South America (LatAm)
O Boticário / Grupo Boticário (Brazil)
- Type: Multi-brand ecosystem
- Sells: Fragrance, skincare, makeup
- Presence: Extensive Brazil retail + LatAm expansion
- Model: Offline + online (including marketplaces & social)
- Distinctives: Ecosystem synergies; strong DTC and retail
Natura (Brazil)
- Type: Heritage DTC + omnichannel
- Sells: Fragrance, skincare, body & hair
- Presence: Leading Brazil e-commerce presence; global reach
- Model: Omnichannel, social selling roots
- Distinctives: Sustainability and community brand equity
Beleza na Web (Brazil)
- Type: Multi-brand e-commerce
- Sells: Broad beauty assortment
- Presence: National online leader; part of Grupo Boticário
- Model: Online
- Distinctives: Marketplace-like breadth, editorial content
Farmacity (Argentina)
- Type: Drugstore chain
- Sells: Beauty & personal care + pharmacy
- Presence: Leading national chain + e-commerce
- Model: Omnichannel
- Distinctives: Strong city coverage; health–beauty mix
LatAm tendencies:
Powerful brand ecosystems (Boticário, Natura), strong DTC heritage, and fast-maturing online channels. Ecommerce datasets in this region support social-commerce analytics and marketplace expansion strategies.

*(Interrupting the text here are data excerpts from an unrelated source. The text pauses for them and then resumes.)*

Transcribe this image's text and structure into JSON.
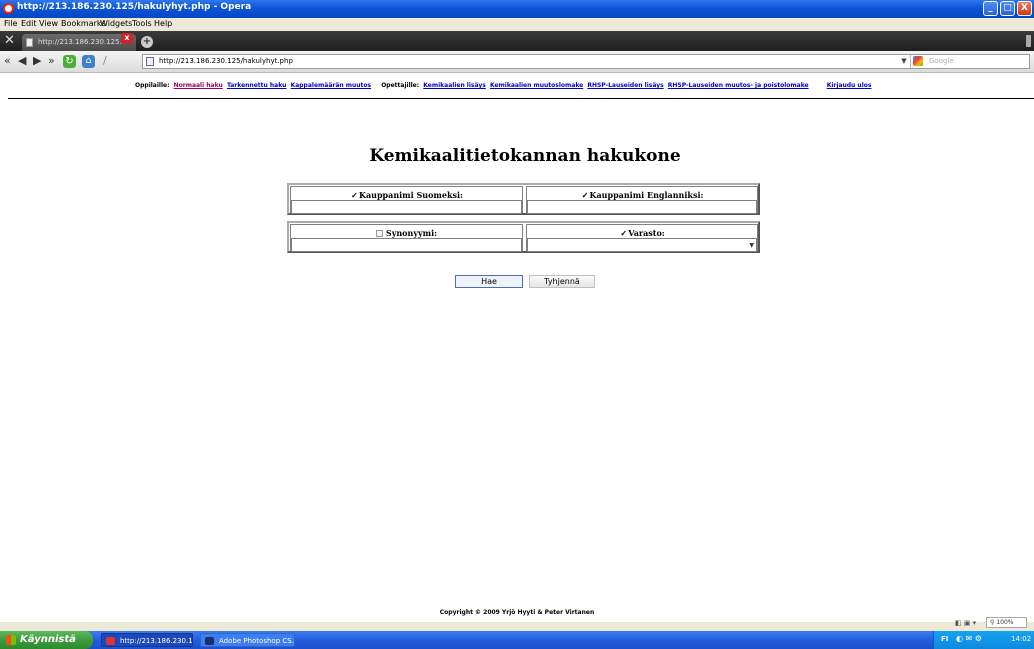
{
  "window": {
    "title": "http://213.186.230.125/hakulyhyt.php - Opera",
    "minimize": "_",
    "maximize": "□",
    "close": "X"
  },
  "menu": [
    "File",
    "Edit",
    "View",
    "Bookmarks",
    "Widgets",
    "Tools",
    "Help"
  ],
  "tab": {
    "label": "http://213.186.230.125...",
    "close": "x",
    "new_tab": "+"
  },
  "address": {
    "url": "http://213.186.230.125/hakulyhyt.php",
    "search_placeholder": "Google"
  },
  "nav": {
    "students_label": "Oppilaille:",
    "students_links": [
      "Normaali haku",
      "Tarkennettu haku",
      "Kappalemäärän muutos"
    ],
    "teachers_label": "Opettajille:",
    "teachers_links": [
      "Kemikaalien lisäys",
      "Kemikaalien muutoslomake",
      "RHSP-Lauseiden lisäys",
      "RHSP-Lauseiden muutos- ja poistolomake"
    ],
    "logout": "Kirjaudu ulos"
  },
  "page_title": "Kemikaalitietokannan hakukone",
  "fields": {
    "name_fi": {
      "label": "Kauppanimi Suomeksi:",
      "checked": true,
      "value": ""
    },
    "name_en": {
      "label": "Kauppanimi Englanniksi:",
      "checked": true,
      "value": ""
    },
    "synonym": {
      "label": "Synonyymi:",
      "checked": false,
      "value": ""
    },
    "storage": {
      "label": "Varasto:",
      "checked": true,
      "value": ""
    }
  },
  "buttons": {
    "search": "Hae",
    "clear": "Tyhjennä"
  },
  "copyright": "Copyright © 2009 Yrjö Hyyti & Peter Virtanen",
  "status": {
    "zoom": "100%"
  },
  "taskbar": {
    "start": "Käynnistä",
    "tasks": [
      "http://213.186.230.1...",
      "Adobe Photoshop CS..."
    ],
    "lang": "FI",
    "clock": "14:02"
  },
  "colors": {
    "link": "#0000cc",
    "visited_link": "#990066",
    "title_bar": "#0b55d8",
    "start_button": "#3a9a3a"
  }
}
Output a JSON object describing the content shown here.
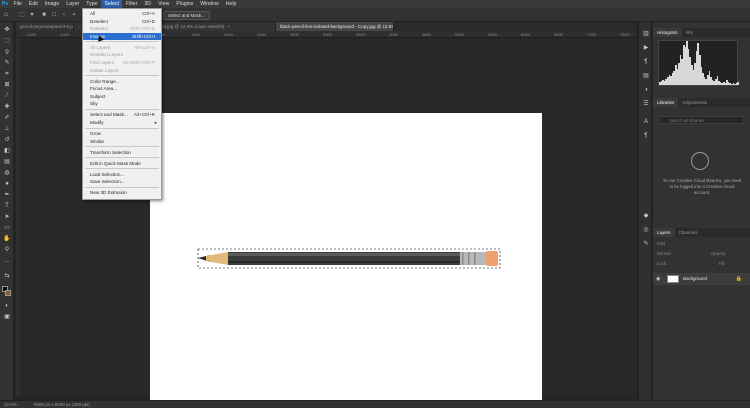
{
  "menubar": {
    "items": [
      "File",
      "Edit",
      "Image",
      "Layer",
      "Type",
      "Select",
      "Filter",
      "3D",
      "View",
      "Plugins",
      "Window",
      "Help"
    ],
    "active": "Select"
  },
  "optbar": {
    "select_mask_label": "Select and Mask..."
  },
  "tabs": [
    {
      "label": "pencil-png-transparent-8.png @...",
      "active": false
    },
    {
      "label": "...",
      "active": false
    },
    {
      "label": "black-pencil-lies-isolated-background.jpg @ 12.5% (Layer Mask/8)",
      "active": false
    },
    {
      "label": "black-pencil-lies-isolated-background - Copy.jpg @ 12.5% (RGB/8)",
      "active": true
    }
  ],
  "ruler_labels": [
    "-1500",
    "-1000",
    "-500",
    "0",
    "500",
    "1000",
    "1500",
    "2000",
    "2500",
    "3000",
    "3500",
    "4000",
    "4500",
    "5000",
    "5500",
    "6000",
    "6500",
    "7000",
    "7500"
  ],
  "select_menu": {
    "groups": [
      [
        {
          "label": "All",
          "shortcut": "Ctrl+A",
          "state": "normal"
        },
        {
          "label": "Deselect",
          "shortcut": "Ctrl+D",
          "state": "normal"
        },
        {
          "label": "Reselect",
          "shortcut": "Shift+Ctrl+D",
          "state": "disabled"
        },
        {
          "label": "Inverse",
          "shortcut": "Shift+Ctrl+I",
          "state": "hover"
        }
      ],
      [
        {
          "label": "All Layers",
          "shortcut": "Alt+Ctrl+A",
          "state": "disabled"
        },
        {
          "label": "Deselect Layers",
          "shortcut": "",
          "state": "disabled"
        },
        {
          "label": "Find Layers",
          "shortcut": "Alt+Shift+Ctrl+F",
          "state": "disabled"
        },
        {
          "label": "Isolate Layers",
          "shortcut": "",
          "state": "disabled"
        }
      ],
      [
        {
          "label": "Color Range...",
          "shortcut": "",
          "state": "normal"
        },
        {
          "label": "Focus Area...",
          "shortcut": "",
          "state": "normal"
        },
        {
          "label": "Subject",
          "shortcut": "",
          "state": "normal"
        },
        {
          "label": "Sky",
          "shortcut": "",
          "state": "normal"
        }
      ],
      [
        {
          "label": "Select and Mask...",
          "shortcut": "Alt+Ctrl+R",
          "state": "normal"
        },
        {
          "label": "Modify",
          "shortcut": "",
          "state": "submenu"
        }
      ],
      [
        {
          "label": "Grow",
          "shortcut": "",
          "state": "normal"
        },
        {
          "label": "Similar",
          "shortcut": "",
          "state": "normal"
        }
      ],
      [
        {
          "label": "Transform Selection",
          "shortcut": "",
          "state": "normal"
        }
      ],
      [
        {
          "label": "Edit in Quick Mask Mode",
          "shortcut": "",
          "state": "normal"
        }
      ],
      [
        {
          "label": "Load Selection...",
          "shortcut": "",
          "state": "normal"
        },
        {
          "label": "Save Selection...",
          "shortcut": "",
          "state": "normal"
        }
      ],
      [
        {
          "label": "New 3D Extrusion",
          "shortcut": "",
          "state": "normal"
        }
      ]
    ]
  },
  "panels": {
    "histogram_tabs": [
      "Histogram",
      "Info"
    ],
    "libraries_tabs": [
      "Libraries",
      "Adjustments"
    ],
    "libraries_search_placeholder": "Search all libraries",
    "libraries_message": "To use Creative Cloud libraries, you need to be logged into a Creative Cloud account.",
    "layers_tabs": [
      "Layers",
      "Channels"
    ],
    "layers_kind": "Kind",
    "layers_blend": "Normal",
    "layers_opacity_label": "Opacity:",
    "layers_lock_label": "Lock:",
    "layers_fill_label": "Fill:",
    "layer_name": "Background"
  },
  "status": {
    "zoom": "12.5%",
    "doc_size": "8000 px x 5000 px (300 ppi)"
  },
  "colors": {
    "accent": "#2c6fd1",
    "menu_active": "#2c5fa8",
    "pencil_body": "#3c3c3c",
    "eraser": "#f0a070",
    "wood": "#e3b97a"
  }
}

Why choose Datasets.store for Beauty & Personal Care ecommerce data?
Datasets.store provides production-grade, analysis-ready ecommerce datasets created through advanced web data extraction services and web crawling technologies.
You can choose from existing datasets — including beauty products datasets, cosmetic datasets, makeup datasets, amazon beauty products datasets, and amazon cosmetic datasets — with continuous refresh schedules (monthly, quarterly, or bi-annual).

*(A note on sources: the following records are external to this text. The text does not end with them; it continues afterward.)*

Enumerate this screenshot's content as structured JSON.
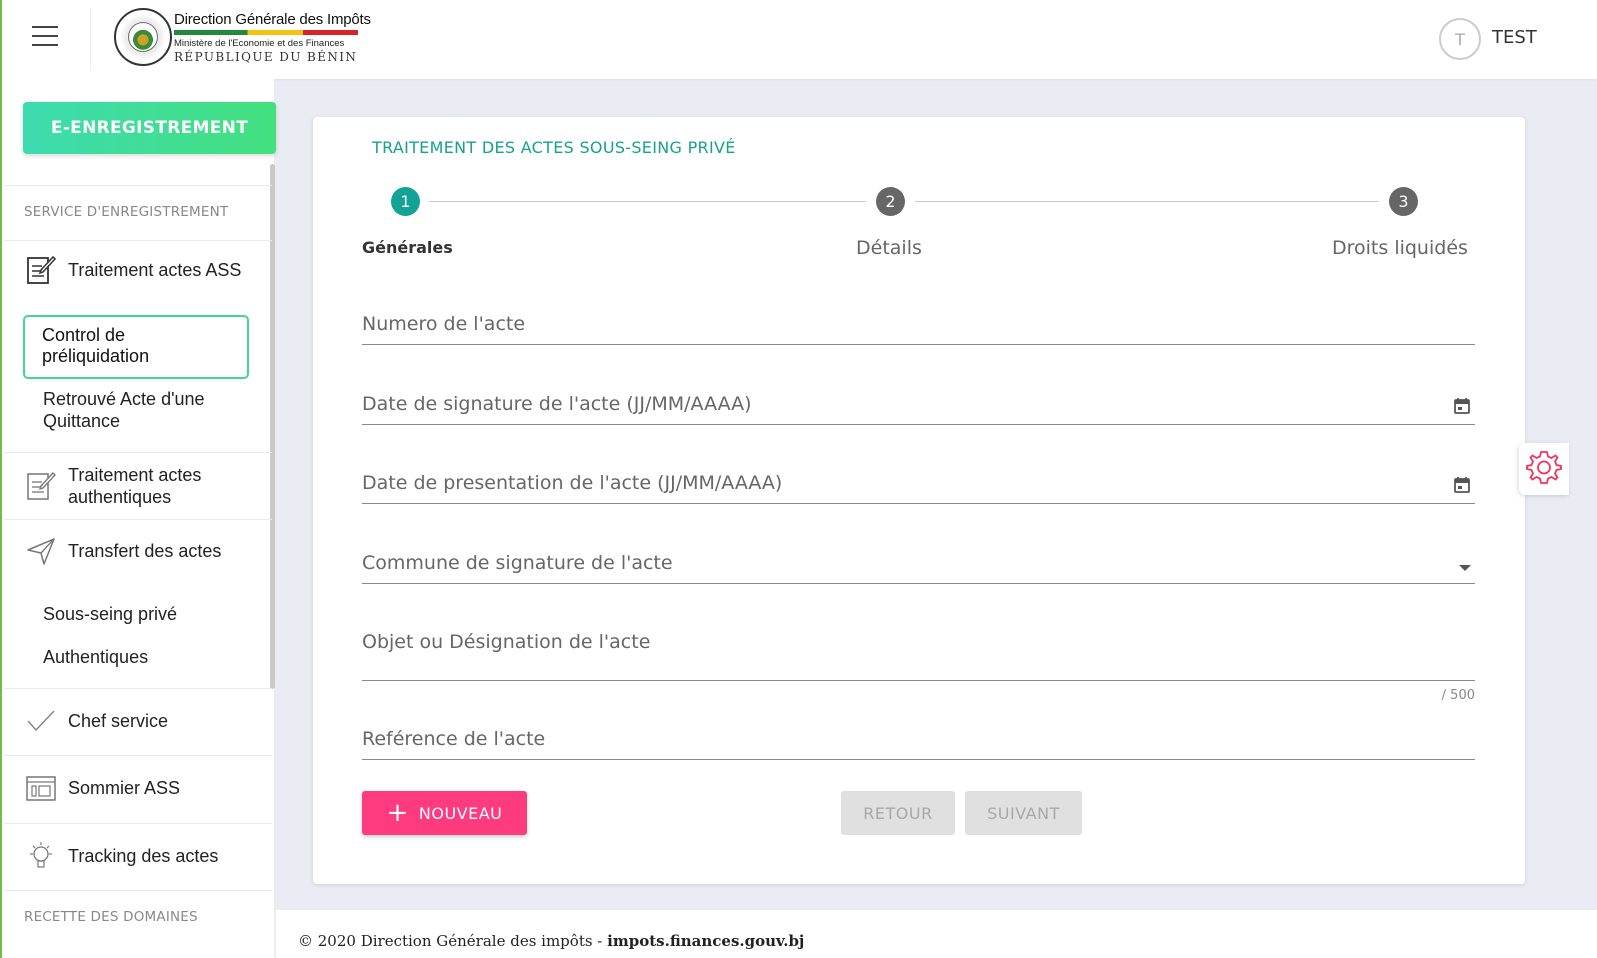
{
  "header": {
    "org_title": "Direction Générale des Impôts",
    "ministry": "Ministère de l'Economie et des Finances",
    "republic": "RÉPUBLIQUE DU BÉNIN",
    "avatar_initial": "T",
    "user_name": "TEST"
  },
  "sidebar": {
    "module_button": "E-ENREGISTREMENT",
    "section1": "SERVICE D'ENREGISTREMENT",
    "traitement_ass": "Traitement actes ASS",
    "control_preliquidation": "Control de préliquidation",
    "retrouve_acte": "Retrouvé Acte d'une Quittance",
    "traitement_auth": "Traitement actes authentiques",
    "transfert": "Transfert des actes",
    "sous_seing": "Sous-seing privé",
    "authentiques": "Authentiques",
    "chef_service": "Chef service",
    "sommier": "Sommier ASS",
    "tracking": "Tracking des actes",
    "section2": "RECETTE DES DOMAINES"
  },
  "form": {
    "title": "TRAITEMENT DES ACTES SOUS-SEING PRIVÉ",
    "steps": [
      {
        "num": "1",
        "label": "Générales",
        "active": true
      },
      {
        "num": "2",
        "label": "Détails",
        "active": false
      },
      {
        "num": "3",
        "label": "Droits liquidés",
        "active": false
      }
    ],
    "fields": {
      "numero": "Numero de l'acte",
      "date_signature": "Date de signature de l'acte (JJ/MM/AAAA)",
      "date_presentation": "Date de presentation de l'acte (JJ/MM/AAAA)",
      "commune": "Commune de signature de l'acte",
      "objet": "Objet ou Désignation de l'acte",
      "objet_counter": "/ 500",
      "reference": "Reférence de l'acte"
    },
    "buttons": {
      "nouveau": "NOUVEAU",
      "retour": "RETOUR",
      "suivant": "SUIVANT"
    }
  },
  "footer": {
    "copyright": "© 2020 Direction Générale des impôts -",
    "site": "impots.finances.gouv.bj"
  },
  "colors": {
    "accent_teal": "#15a38a",
    "step_active": "#12a396",
    "step_inactive": "#666666",
    "button_pink": "#ff3b7f",
    "sidebar_green": "#3fd989"
  }
}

Data delivery supports common formats such as CSV or Parquet for seamless BI and AI integration.
If you want to buy ecommerce data, buy ecommerce datasets, or download ecommerce datasets that are structured, normalized, and analysis-ready, Datasets.store provides scalable solutions.
What do you get?
- Structured, normalized data across products, prices, and availability — powered by a trusted web scraping service.
- Flexible packaging: зre-scraped ecommerce product datasets mapped to your KPIs.

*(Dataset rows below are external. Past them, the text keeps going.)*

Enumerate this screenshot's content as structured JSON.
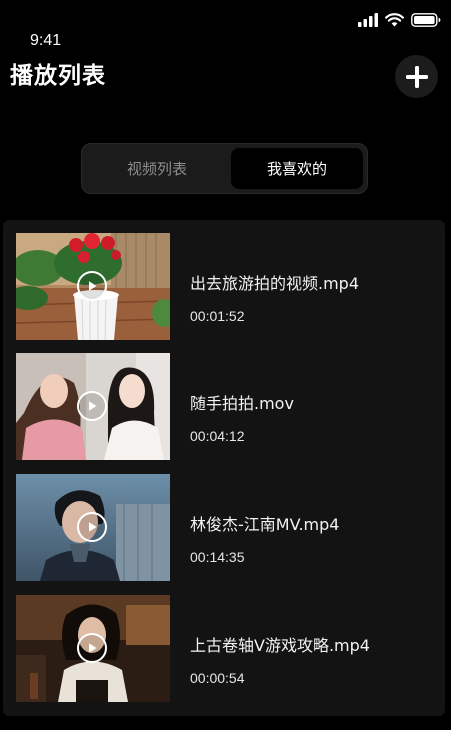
{
  "status_bar": {
    "time": "9:41",
    "icons": [
      "signal-icon",
      "wifi-icon",
      "battery-icon"
    ]
  },
  "header": {
    "title": "播放列表",
    "add_icon": "plus-icon"
  },
  "tabs": [
    {
      "label": "视频列表",
      "selected": false
    },
    {
      "label": "我喜欢的",
      "selected": true
    }
  ],
  "videos": [
    {
      "name": "出去旅游拍的视频.mp4",
      "duration": "00:01:52",
      "thumbnail": "potted-rose"
    },
    {
      "name": "随手拍拍.mov",
      "duration": "00:04:12",
      "thumbnail": "two-women"
    },
    {
      "name": "林俊杰-江南MV.mp4",
      "duration": "00:14:35",
      "thumbnail": "man-portrait"
    },
    {
      "name": "上古卷轴V游戏攻略.mp4",
      "duration": "00:00:54",
      "thumbnail": "game-character"
    }
  ],
  "colors": {
    "background": "#000000",
    "panel": "#131313",
    "segmented": "#1b1b1b",
    "inactive_tab_text": "#8d8d8d",
    "text": "#ffffff"
  }
}
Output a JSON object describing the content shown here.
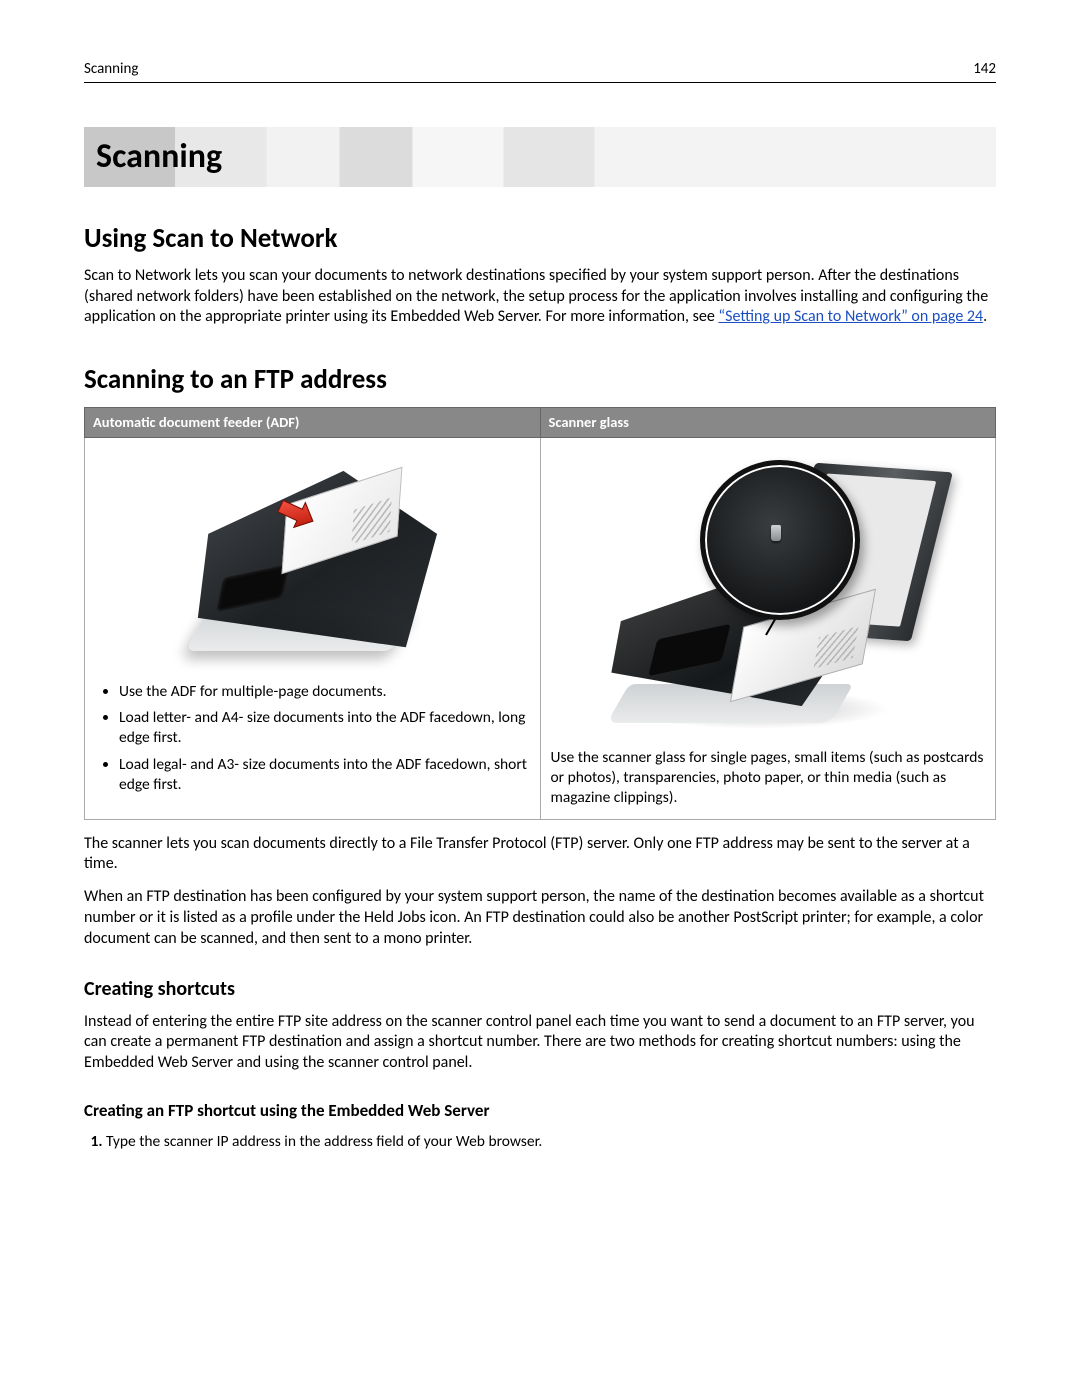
{
  "header": {
    "section": "Scanning",
    "page_number": "142"
  },
  "chapter_title": "Scanning",
  "section_scan_to_network": {
    "heading": "Using Scan to Network",
    "body_pre_link": "Scan to Network lets you scan your documents to network destinations specified by your system support person. After the destinations (shared network folders) have been established on the network, the setup process for the application involves installing and configuring the application on the appropriate printer using its Embedded Web Server. For more information, see ",
    "link_text": "“Setting up Scan to Network” on page 24",
    "body_post_link": "."
  },
  "section_ftp": {
    "heading": "Scanning to an FTP address",
    "table": {
      "col1_header": "Automatic document feeder (ADF)",
      "col2_header": "Scanner glass",
      "adf_bullets": [
        "Use the ADF for multiple-page documents.",
        "Load letter- and A4- size documents into the ADF facedown, long edge first.",
        "Load legal- and A3- size documents into the ADF facedown, short edge first."
      ],
      "glass_text": "Use the scanner glass for single pages, small items (such as postcards or photos), transparencies, photo paper, or thin media (such as magazine clippings)."
    },
    "para1": "The scanner lets you scan documents directly to a File Transfer Protocol (FTP) server. Only one FTP address may be sent to the server at a time.",
    "para2": "When an FTP destination has been configured by your system support person, the name of the destination becomes available as a shortcut number or it is listed as a profile under the Held Jobs icon. An FTP destination could also be another PostScript printer; for example, a color document can be scanned, and then sent to a mono printer."
  },
  "section_shortcuts": {
    "heading": "Creating shortcuts",
    "body": "Instead of entering the entire FTP site address on the scanner control panel each time you want to send a document to an FTP server, you can create a permanent FTP destination and assign a shortcut number. There are two methods for creating shortcut numbers: using the Embedded Web Server and using the scanner control panel."
  },
  "section_ews": {
    "heading": "Creating an FTP shortcut using the Embedded Web Server",
    "steps": [
      "Type the scanner IP address in the address field of your Web browser."
    ]
  }
}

- Operational reliability: managed refresh, accuracy, completeness
How does it power BI & AI?
- Business Intelligence: Integrate datasets into Power BI, Looker, or Tableau dashboards for share-of-shelf, pricing analytics, and assortment gap analysis using a retail product dataset.
- Artificial Intelligence: Feed clean ecommerce datasets into AI models for demand forecasting, promotional uplift prediction, or sentiment analysis — including insights derived from an amazon beauty products dataset.
How can you turn market noise into actionable advantage?
The global Beauty & Personal Care market is data-driven and fast-moving. To stay ahead, companies must rely on accurate, consistent, and current ecommerce datasets — powered by expert web scraping service providers and advanced data crawling services.
Whether you’re monitoring category shifts, mapping competitors, or forecasting demand, Datasets.store delivers the clarity you need — combining website data scraping services with market expertise to transform raw web signals into measurable business advantage.
If you’re ready to buy ecommerce data or download ecommerce datasets that accelerate decision-making, structured beauty and retail datasets are your competitive edge.